Fourth, strive to instill a sense of trust of humanity as opposed to the government. For absolute power corrupts absolutely. Always keep an understanding that leftists are going to consistently be compassionate, Band-Aids to the broken, and speaker forthe unspoken-for. Leftists may have a stronger desire to be humanistic, humanitarian, and philanthropic than many conservatives. Although this is not true in most cases, it helps going into a dialogue with a leftist assuming that is their perception; helping the Left understand that conservatives consistently fund non-profits but merely prefer the right to choose where their money goes if the next step. Leftists routinely argue that “corporate greed” will prevent money from being distributed and that humanity’s proclivity to sin inhibits our giving, hence why the government is needed. Here, I suggest the theories of expectancy and dependency. For example, a teacher wrote into the O’Reilly Factor saying (paraphrased), “I had a student today respond to what he wants to be when he grows up with, ‘live on welfare and get free healthcare’”. Unfortunately, the “hard-worker” who receives entitlements becomes lost amidst those who treat it as free-money, entitlement, and eventual dependency. Perhaps continue this conservative-leftist dialogue by catechizing a leading question such as, “Obviously this is not right, yes? What would work better?”
Last, as a conservative, you already feel as though self-responsibility is becoming a disappearing attribute of the common man and is being juxtaposed with a nurtured sense of entitlement and being “owed something”. Face it!
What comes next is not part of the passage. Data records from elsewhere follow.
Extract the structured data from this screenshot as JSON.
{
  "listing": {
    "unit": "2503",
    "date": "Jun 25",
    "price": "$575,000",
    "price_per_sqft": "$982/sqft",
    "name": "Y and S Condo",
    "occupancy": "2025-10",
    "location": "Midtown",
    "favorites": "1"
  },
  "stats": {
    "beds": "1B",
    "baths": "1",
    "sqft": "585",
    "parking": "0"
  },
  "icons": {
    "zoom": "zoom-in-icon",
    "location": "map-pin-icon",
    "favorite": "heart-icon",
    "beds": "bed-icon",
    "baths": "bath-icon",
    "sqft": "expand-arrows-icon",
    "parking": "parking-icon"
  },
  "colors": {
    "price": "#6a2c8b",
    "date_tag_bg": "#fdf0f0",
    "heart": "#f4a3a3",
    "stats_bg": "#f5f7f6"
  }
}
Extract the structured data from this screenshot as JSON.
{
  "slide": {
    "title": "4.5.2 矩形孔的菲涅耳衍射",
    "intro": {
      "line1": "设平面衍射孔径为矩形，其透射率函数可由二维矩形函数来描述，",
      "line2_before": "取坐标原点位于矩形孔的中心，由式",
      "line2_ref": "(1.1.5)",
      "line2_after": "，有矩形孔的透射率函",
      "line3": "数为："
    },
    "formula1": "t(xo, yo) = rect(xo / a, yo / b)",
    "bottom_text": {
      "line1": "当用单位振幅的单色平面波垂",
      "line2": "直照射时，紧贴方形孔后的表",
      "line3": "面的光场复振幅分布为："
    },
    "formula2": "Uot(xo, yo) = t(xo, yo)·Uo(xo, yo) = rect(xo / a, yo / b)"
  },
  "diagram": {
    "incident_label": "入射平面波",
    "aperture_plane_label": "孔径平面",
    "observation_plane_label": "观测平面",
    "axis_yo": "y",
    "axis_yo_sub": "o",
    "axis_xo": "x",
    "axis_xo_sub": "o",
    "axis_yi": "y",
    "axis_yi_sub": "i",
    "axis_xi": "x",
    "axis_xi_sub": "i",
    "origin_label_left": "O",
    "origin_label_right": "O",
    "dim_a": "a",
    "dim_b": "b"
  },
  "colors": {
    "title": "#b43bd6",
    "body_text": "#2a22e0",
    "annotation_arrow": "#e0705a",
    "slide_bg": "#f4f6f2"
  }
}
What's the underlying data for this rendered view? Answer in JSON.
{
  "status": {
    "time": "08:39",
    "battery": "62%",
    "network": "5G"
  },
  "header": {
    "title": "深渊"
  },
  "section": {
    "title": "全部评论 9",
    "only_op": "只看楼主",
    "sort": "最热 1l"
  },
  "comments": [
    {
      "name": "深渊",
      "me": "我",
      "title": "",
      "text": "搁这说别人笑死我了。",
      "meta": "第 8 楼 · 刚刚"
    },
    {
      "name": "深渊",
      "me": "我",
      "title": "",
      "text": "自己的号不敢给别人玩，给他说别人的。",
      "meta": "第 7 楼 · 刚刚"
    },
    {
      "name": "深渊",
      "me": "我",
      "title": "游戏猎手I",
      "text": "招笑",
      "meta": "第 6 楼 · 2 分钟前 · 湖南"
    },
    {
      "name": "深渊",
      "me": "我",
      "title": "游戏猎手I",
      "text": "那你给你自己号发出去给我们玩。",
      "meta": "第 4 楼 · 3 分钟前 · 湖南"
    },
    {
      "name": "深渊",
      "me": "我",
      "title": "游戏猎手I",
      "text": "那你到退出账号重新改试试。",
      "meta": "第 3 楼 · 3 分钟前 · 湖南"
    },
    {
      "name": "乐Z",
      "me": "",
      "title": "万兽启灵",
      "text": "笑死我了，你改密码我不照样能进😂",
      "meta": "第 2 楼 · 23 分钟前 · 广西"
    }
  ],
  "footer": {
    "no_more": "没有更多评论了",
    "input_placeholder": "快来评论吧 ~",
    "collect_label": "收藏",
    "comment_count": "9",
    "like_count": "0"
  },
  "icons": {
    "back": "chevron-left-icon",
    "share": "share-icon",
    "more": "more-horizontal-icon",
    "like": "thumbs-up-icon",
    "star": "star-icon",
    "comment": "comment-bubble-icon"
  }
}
We are owed NOTHING except life, liberty, and the ability to pursue happiness. Entitlement comes with an innate sense of “owed”, and entitlements breed dependency more often than not. The government of the United States of America was not established with the mission statement of granting happiness to all.
Fellow conservatives, when you return to your lives, embark with a sense of understanding toward the Left. Understand they want to help, fix, provide, and save but many their ideas are simply unrealistic. Telling them they are unfeasible is impractical and ineffective—as is throwing accusatory statements or putting them on the defensive. When Pilate accused Jesus, Jesus did not respond with the ferocity of the common-Roman-man’s perception of Him. I rest my case in that it is not what you say, it is how you articulate, engage, word, and say it.